I work at a company now that has a whole lot of software that is only manually validated. This has caused nothing but regression after regression. Without calculating anything, I would easily bet anyone, even to odds like 10000:1, that if we get a majority of the code called, which means > 50%, through automated tests, it will save the company tremendous money. And I mean, the amount of time getting the tests written will save the company money over the long term. If you have to see the neverending story of our bug list, you'll know what I'm talking about.
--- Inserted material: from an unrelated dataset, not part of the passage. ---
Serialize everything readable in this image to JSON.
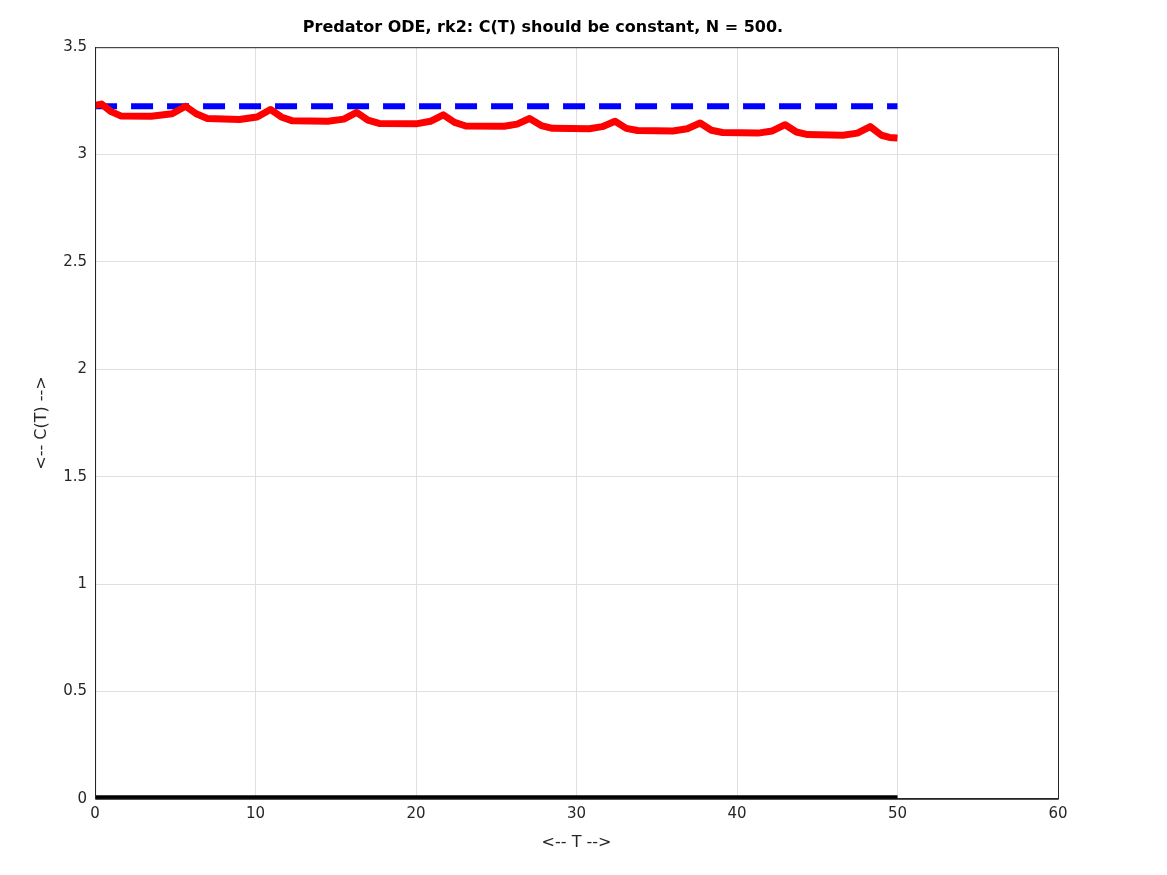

Making tests count is the problem. These "unit-oriented TDD mocks" that want small little tests on everything seem to be working on a problem I've never had to write. That is: a set of services where most of the code manipulates a database. This can be seen like a gigantic global side-effect system. You write code, and you tweak this other thing, outside of the confines of your process' RAM. What this means is each unit test really has to integrate with a database-oriented test. Which doesn't really fit the definition of "unit" test, because sometimes you have:
- Code and schemas.
- Often more than one DB element.
- Often, code that mirrors the schema, and code that stores it.
My personal testing-oriented list of principles has become:
- Define your components, and test the interaction at this level.
- Cover as much as you can automatically easily.
- If you have code that can not be called via your component interface, you probably don't need it.
- Remove brittle tests.
- Avoid dependencies on specialized configuration.
- Make configuration painless.
I'm sure this list will be refined over time.